Testing the performance of the storage tier is another crucial step in mobile application performance test. Back-end performance testing helps identify bottlenecks in the application architecture. Appropriate usage of user stories, caching and data schema – all behave differently under read and write loads. And, the storage technology varies for different devices, OS, manufacturers, and even users especially in devices that allow user data to be stored on external SD cards.

4. Network

Throttle bandwidth testing can help to check the impact of the network speed on the performance of the mobile application. Most of the enterprise performance tools have built-in network emulation capabilities. The scripts used for measuring server-side performance can be re-used and the network emulation can be configured to throttle the bandwidth for variety of network conditions like 2G, 3G, 4G, Wi-Fi, etc.

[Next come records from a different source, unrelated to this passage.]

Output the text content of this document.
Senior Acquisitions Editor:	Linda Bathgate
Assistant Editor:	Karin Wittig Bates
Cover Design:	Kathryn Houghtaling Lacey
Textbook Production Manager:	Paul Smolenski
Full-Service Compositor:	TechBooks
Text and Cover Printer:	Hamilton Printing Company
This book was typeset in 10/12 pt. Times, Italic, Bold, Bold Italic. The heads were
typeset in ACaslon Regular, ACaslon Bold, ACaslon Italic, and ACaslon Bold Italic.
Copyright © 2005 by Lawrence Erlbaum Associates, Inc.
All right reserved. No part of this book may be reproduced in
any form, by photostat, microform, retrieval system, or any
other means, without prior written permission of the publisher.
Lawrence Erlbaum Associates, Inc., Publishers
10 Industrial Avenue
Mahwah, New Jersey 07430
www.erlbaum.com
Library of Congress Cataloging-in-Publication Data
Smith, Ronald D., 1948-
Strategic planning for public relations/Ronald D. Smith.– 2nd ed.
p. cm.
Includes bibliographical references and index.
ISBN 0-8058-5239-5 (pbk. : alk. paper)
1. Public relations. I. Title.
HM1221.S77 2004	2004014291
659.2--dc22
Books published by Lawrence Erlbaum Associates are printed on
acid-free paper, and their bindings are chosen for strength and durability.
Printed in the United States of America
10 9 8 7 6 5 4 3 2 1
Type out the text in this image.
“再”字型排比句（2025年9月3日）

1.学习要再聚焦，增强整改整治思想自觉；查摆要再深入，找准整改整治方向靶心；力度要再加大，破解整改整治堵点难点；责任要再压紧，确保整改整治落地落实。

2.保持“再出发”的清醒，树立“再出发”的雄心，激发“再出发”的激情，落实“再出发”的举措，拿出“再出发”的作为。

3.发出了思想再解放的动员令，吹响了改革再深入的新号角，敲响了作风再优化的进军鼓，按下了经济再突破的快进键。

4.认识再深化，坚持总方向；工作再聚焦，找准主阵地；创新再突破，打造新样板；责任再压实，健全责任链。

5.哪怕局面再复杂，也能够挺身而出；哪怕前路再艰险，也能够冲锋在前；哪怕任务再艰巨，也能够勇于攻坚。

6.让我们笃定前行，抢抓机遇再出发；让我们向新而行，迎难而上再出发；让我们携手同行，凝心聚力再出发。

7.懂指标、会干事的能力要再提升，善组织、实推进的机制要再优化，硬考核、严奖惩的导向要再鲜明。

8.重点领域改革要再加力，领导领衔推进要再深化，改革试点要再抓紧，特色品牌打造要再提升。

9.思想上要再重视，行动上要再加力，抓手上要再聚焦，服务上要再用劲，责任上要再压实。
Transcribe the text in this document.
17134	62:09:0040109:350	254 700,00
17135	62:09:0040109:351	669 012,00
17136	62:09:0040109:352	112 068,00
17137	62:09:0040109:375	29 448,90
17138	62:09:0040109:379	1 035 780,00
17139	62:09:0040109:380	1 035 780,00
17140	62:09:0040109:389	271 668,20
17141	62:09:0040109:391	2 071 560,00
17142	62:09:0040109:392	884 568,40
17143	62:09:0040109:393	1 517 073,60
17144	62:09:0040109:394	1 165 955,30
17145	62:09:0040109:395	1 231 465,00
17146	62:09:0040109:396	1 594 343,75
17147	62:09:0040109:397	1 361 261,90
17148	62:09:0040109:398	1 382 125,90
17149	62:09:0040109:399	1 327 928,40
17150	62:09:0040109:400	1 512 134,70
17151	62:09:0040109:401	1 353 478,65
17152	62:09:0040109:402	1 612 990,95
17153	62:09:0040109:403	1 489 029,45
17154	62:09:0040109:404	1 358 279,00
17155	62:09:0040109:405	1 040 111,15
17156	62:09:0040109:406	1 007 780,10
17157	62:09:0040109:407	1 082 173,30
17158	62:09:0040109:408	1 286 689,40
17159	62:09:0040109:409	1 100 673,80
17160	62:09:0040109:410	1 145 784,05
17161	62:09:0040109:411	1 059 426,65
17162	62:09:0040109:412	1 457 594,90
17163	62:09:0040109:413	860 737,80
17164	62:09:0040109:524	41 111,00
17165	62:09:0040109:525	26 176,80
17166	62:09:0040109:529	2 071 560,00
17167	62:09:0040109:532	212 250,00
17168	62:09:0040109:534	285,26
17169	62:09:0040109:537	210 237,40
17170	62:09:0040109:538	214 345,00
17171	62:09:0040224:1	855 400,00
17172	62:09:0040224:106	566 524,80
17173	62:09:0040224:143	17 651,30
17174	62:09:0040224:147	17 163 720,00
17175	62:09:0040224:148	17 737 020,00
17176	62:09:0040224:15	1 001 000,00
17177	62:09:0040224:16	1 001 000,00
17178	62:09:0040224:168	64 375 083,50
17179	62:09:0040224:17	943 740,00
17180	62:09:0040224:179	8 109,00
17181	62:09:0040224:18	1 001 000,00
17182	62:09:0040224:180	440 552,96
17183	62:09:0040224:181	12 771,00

5. Client side (front end)

The rendering time can be captured by using automation scripts while conducting the load test.

6. Tools

  • Native tools: Android profiler like TraceView or instruments for iOS can be used to find memory leaks, slow performing methods, etc.
  • JMeter: JMeter is an open-source testing software. It’s a Java application for load and performance testing. It can be used for mobile APIs and to record scripts for mobile applications. It has record and replay functions to verify mobile application performance for native and web apps.
  • HP Tools: HP Loadrunner & Performance Center, collectively can be used to simulate user actions to support browser based, native and hybrid mobile apps.
  • SOASTA: SOASTA along with CloudTest provides APIs and mobile apps performance testing capabilities with cloud offerings.
  • Neotys: NeoLoad supports load and performance testing of both web API and native applications on mobile devices.
  • For application monitoring, tools such as New Relic, Dynatrace and AppDynamics provide facility to track and drill down into the application for performance bottleneck identification. Testers can effectively make use of such features.

Conclusion

Architecture and development approaches make a significant impact to performance, making it imperative for companies (healthcare organizations as well as companies that develop mHealth apps) to conduct performance testing very early in the development life cycle. Selecting the proper tool, methodology and test approach will help developers maximize their testing output under various loads and conditions, improve reliability and response time to help deliver value to consumers.